Стивен же спокойно стоял, наслаждаясь моментом.

— Тебе не холодно? — спросил он, когда почувствовал, как дрожит Дастин.

— Нет, просто задумался, — услышал он в ответ и еще крепче прижал Дастина к себе.

— О чем? — спросил он.

— Это точно не мысли деревенского парня, — ответил Дастин с улыбкой в голосе. Он немного помолчал, прежде чем продолжить. — Я помню, как на Тайби любовался волнами и думал о том, как же много они скрывают в себе. Как много живых созданий резвится только в гребне океанской волны. — Он пожал плечами, — Странно, я знаю, но... А ты как думаешь? — спросил он у Стивена.
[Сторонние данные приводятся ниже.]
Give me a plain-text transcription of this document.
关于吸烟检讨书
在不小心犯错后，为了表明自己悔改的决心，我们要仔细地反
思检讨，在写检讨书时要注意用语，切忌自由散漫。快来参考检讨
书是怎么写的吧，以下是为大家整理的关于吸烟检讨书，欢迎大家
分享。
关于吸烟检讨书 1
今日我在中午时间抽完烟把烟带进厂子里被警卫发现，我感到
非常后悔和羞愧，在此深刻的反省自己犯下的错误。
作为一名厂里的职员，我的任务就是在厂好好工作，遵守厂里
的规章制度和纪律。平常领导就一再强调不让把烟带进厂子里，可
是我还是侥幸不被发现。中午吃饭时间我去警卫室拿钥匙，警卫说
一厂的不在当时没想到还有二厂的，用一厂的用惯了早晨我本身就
Стивен притянул его поближе, чувствуя, как по телу Дастина пробегает легкая дрожь сомнения.

— Я? — спросил он.

И на мгновение задумался. По мнению Дастина, океан был не только физическим, но и эмоциональным барьером. Он был обширен и достаточно глубок, чтобы хранить в нем все свои страхи, не опасаясь, что их когда-либо найдут.

— Я думаю, ты хотел отыскать в нем что-то прекрасное, — ответил ему Стивен. — Такие у меня мысли.
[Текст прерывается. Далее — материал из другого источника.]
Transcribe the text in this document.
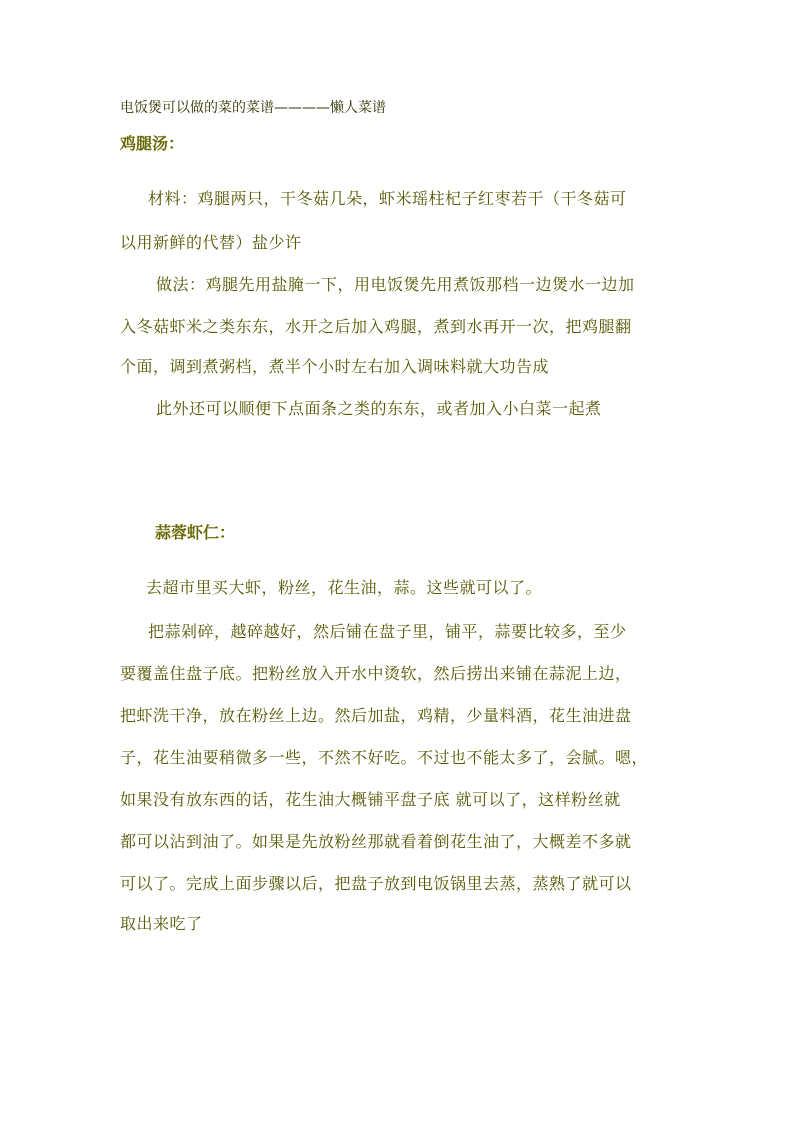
电饭煲可以做的菜的菜谱————懒人菜谱
鸡腿汤：
材料：鸡腿两只，干冬菇几朵，虾米瑶柱杞子红枣若干（干冬菇可
以用新鲜的代替）盐少许
做法：鸡腿先用盐腌一下，用电饭煲先用煮饭那档一边煲水一边加
入冬菇虾米之类东东，水开之后加入鸡腿，煮到水再开一次，把鸡腿翻
个面，调到煮粥档，煮半个小时左右加入调味料就大功告成
此外还可以顺便下点面条之类的东东，或者加入小白菜一起煮
蒜蓉虾仁：
去超市里买大虾，粉丝，花生油，蒜。这些就可以了。
把蒜剁碎，越碎越好，然后铺在盘子里，铺平，蒜要比较多，至少
要覆盖住盘子底。把粉丝放入开水中烫软，然后捞出来铺在蒜泥上边，
把虾洗干净，放在粉丝上边。然后加盐，鸡精，少量料酒，花生油进盘
子，花生油要稍微多一些，不然不好吃。不过也不能太多了，会腻。嗯，
如果没有放东西的话，花生油大概铺平盘子底 就可以了，这样粉丝就
都可以沾到油了。如果是先放粉丝那就看着倒花生油了，大概差不多就
可以了。完成上面步骤以后，把盘子放到电饭锅里去蒸，蒸熟了就可以
取出来吃了
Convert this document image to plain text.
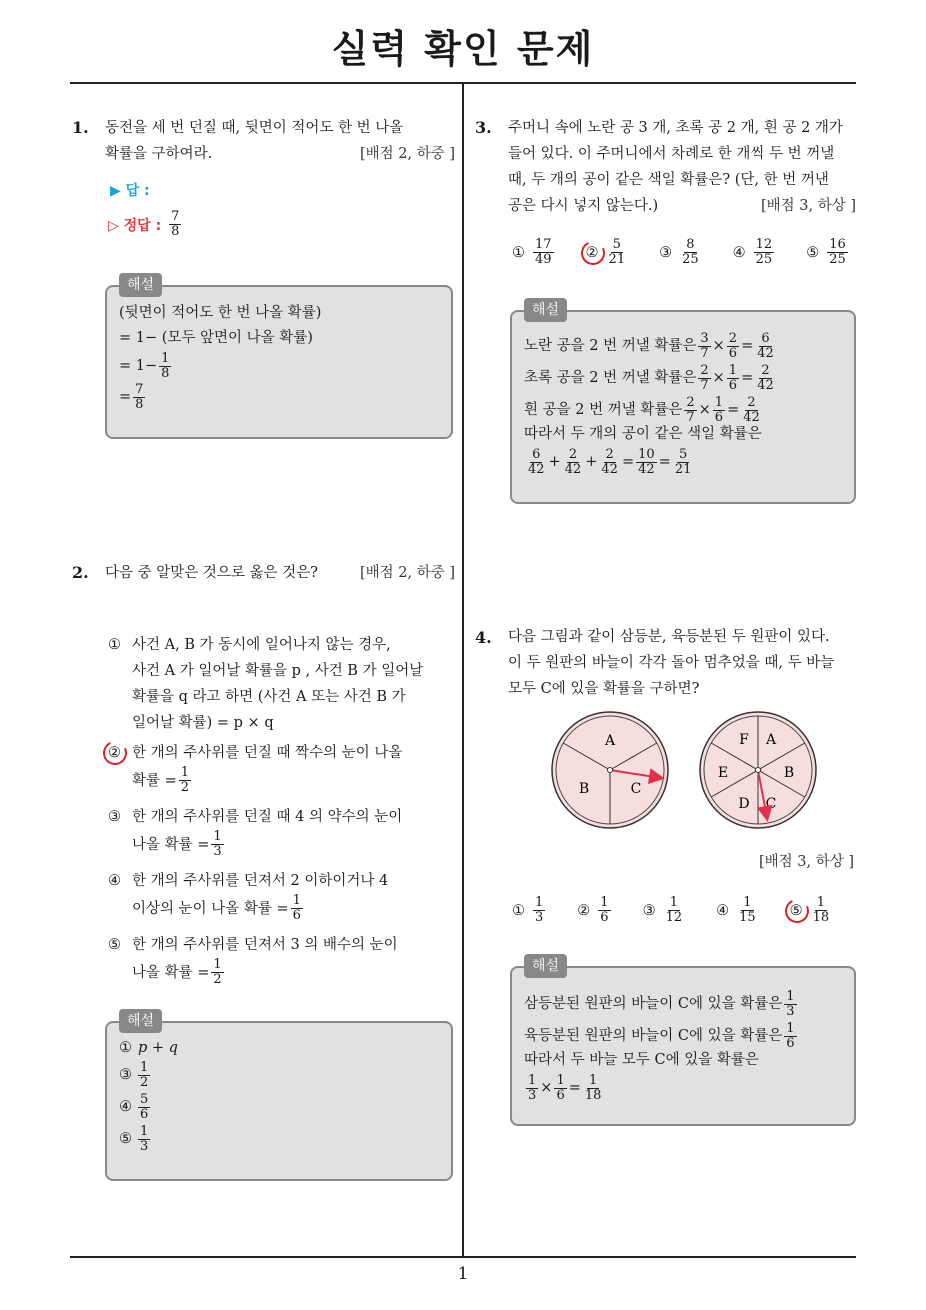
실력 확인 문제
1
1. 동전을 세 번 던질 때, 뒷면이 적어도 한 번 나올
확률을 구하여라.	[배점 2, 하중 ]
▶ 답 :
▷ 정답 : $\frac{7}{8}$
해설
(뒷면이 적어도 한 번 나올 확률)
= 1− (모두 앞면이 나올 확률)
= $1- \frac{1}{8}$
= $\frac{7}{8}$
2. 다음 중 알맞은 것으로 옳은 것은?	[배점 2, 하중 ]
① 사건 A, B 가 동시에 일어나지 않는 경우,
사건 A 가 일어날 확률을 p , 사건 B 가 일어날
확률을 q 라고 하면 (사건 A 또는 사건 B 가
일어날 확률) = p × q
② 한 개의 주사위를 던질 때 짝수의 눈이 나올
확률 = $\frac{1}{2}$
③ 한 개의 주사위를 던질 때 4 의 약수의 눈이
나올 확률 = $\frac{1}{3}$
④ 한 개의 주사위를 던져서 2 이하이거나 4
이상의 눈이 나올 확률 = $\frac{1}{6}$
⑤ 한 개의 주사위를 던져서 3 의 배수의 눈이
나올 확률 = $\frac{1}{2}$
해설
① p + q
③ $\frac{1}{2}$
④ $\frac{5}{6}$
⑤ $\frac{1}{3}$
3. 주머니 속에 노란 공 3 개, 초록 공 2 개, 흰 공 2 개가
들어 있다. 이 주머니에서 차례로 한 개씩 두 번 꺼낼
때, 두 개의 공이 같은 색일 확률은? (단, 한 번 꺼낸
공은 다시 넣지 않는다.)	[배점 3, 하상 ]
① $\frac{17}{49}$ ② $\frac{5}{21}$ ③ $\frac{8}{25}$ ④ $\frac{12}{25}$ ⑤ $\frac{16}{25}$
해설
노란 공을 2 번 꺼낼 확률은 $\frac{3}{7} \times \frac{2}{6} = \frac{6}{42}$
초록 공을 2 번 꺼낼 확률은 $\frac{2}{7} \times \frac{1}{6} = \frac{2}{42}$
흰 공을 2 번 꺼낼 확률은 $\frac{2}{7} \times \frac{1}{6} = \frac{2}{42}$
따라서 두 개의 공이 같은 색일 확률은
$\frac{6}{42} + \frac{2}{42} + \frac{2}{42} = \frac{10}{42} = \frac{5}{21}$
4. 다음 그림과 같이 삼등분, 육등분된 두 원판이 있다.
이 두 원판의 바늘이 각각 돌아 멈추었을 때, 두 바늘
모두 C에 있을 확률을 구하면?
A
B	C
F A
E	B
D C
[배점 3, 하상 ]
① $\frac{1}{3}$ ② $\frac{1}{6}$ ③ $\frac{1}{12}$ ④ $\frac{1}{15}$ ⑤ $\frac{1}{18}$
해설
삼등분된 원판의 바늘이 C에 있을 확률은 $\frac{1}{3}$
육등분된 원판의 바늘이 C에 있을 확률은 $\frac{1}{6}$
따라서 두 바늘 모두 C에 있을 확률은
$\frac{1}{3} \times \frac{1}{6} = \frac{1}{18}$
О чем он промолчал, так это о том, что, по его мнению, Дастин видел возможность скрыть в этих волнах всю свою выдуманную вину. О том, как он, отделив собственное бессилие в спасении Робби, мог бы спрятать его, без боли и страха быть разоблаченным.
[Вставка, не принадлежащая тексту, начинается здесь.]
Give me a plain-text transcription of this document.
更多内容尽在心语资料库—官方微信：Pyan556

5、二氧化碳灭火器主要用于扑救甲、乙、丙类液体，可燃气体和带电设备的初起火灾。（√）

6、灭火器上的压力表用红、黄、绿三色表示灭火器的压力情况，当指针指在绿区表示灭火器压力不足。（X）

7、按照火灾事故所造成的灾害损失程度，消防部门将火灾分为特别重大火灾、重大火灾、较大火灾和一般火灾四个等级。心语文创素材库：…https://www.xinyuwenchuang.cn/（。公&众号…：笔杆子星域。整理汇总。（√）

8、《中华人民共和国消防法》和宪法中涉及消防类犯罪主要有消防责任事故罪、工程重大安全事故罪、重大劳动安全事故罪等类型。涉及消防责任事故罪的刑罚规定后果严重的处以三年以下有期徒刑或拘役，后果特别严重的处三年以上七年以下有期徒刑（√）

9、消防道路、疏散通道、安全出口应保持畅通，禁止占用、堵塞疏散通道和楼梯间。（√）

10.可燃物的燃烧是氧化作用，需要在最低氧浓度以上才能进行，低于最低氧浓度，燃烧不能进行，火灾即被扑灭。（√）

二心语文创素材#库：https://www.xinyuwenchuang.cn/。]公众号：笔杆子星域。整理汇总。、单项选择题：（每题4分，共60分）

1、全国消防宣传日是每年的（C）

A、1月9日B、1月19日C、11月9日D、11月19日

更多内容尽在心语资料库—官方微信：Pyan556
Дастин повернулся и посмотрел на Стивена с легкой грустью в глазах. Еще совсем недавно он, наверняка, разозлился бы, но теперь, когда Дастин с каждым днем открывался все больше и больше, казалось, что такие моменты почти ушли из их жизни.

Стивен протянул руку и ладонью пригладил волосы у него на затылке.

— Я люблю тебя, Дастин Эрл, и не знаю, как лучше выразить это словами. А для писателя это очень важно.

Он наблюдал за тем, как Дастин пытается отыскать ложь в его глазах и надеялся, что, не увидев ее там, он позволит им зайти чуть дальше и предположить, как может сложится их совместное будущее. Но Дастин отвернулся, прежде чем позволил этому чувству проникнуть в себя.

— Тебя это пугает? — тихо спросил он Дастина, надеясь, что те же самые слова прозвучат и в его собственном голосе.

Дастин бросил на него быстрый взгляд, но ничего не сказал.

— Не отвечай, — сказал Стивен. — Я думаю… — и тут у него перехватило горло, и он вздохнул. — Наверное, я прошу, чтобы ты спросил об этом у самого себя.

— Почему ты спрашиваешь, боюсь ли я, если ты не хочешь получить ответ? — бросил ему вызов Дастин.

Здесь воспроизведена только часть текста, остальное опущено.